The researchers also ran experiments with a mouse model of atopic dermatitis, a condition characterized by chronic itch. After deleting the Piezo1 gene in these mice, the mice scratched significantly less often than mice with the functional gene. All of this evidence, Hill says, indicates that PIEZO1 is important for sensing itch. 

While touch-evoked itch can be beneficial (for getting a parasite off your skin, for example), it can also be harmful. According to Hill, 10 percent of people will suffer from chronic itch at some point in their lives.
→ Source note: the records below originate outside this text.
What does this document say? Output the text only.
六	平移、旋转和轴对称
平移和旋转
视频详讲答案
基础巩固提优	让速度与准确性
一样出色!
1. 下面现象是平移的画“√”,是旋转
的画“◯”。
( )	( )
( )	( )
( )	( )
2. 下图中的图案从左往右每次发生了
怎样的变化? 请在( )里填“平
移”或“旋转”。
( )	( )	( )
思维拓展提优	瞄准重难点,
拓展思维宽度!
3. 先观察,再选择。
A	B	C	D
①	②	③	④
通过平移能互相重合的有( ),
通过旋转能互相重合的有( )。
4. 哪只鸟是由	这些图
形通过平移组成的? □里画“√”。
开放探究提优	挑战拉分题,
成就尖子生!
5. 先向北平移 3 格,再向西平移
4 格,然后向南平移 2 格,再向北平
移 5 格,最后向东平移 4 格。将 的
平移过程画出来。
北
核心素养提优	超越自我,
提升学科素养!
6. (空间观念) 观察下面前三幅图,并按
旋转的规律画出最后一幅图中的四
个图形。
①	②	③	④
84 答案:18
She says that this study could help researchers develop treatments for the chronic itch that comes with certain devastating diseases, such as autoimmune disorders. 

“There is therapeutic potential for humans since we also express Piezo1 and it would be . . . possible” to block the PIEZO1 channel, Follansbee agrees. He adds that human studies are a necessary next step to understanding PIEZO1’s role in the human sensory system.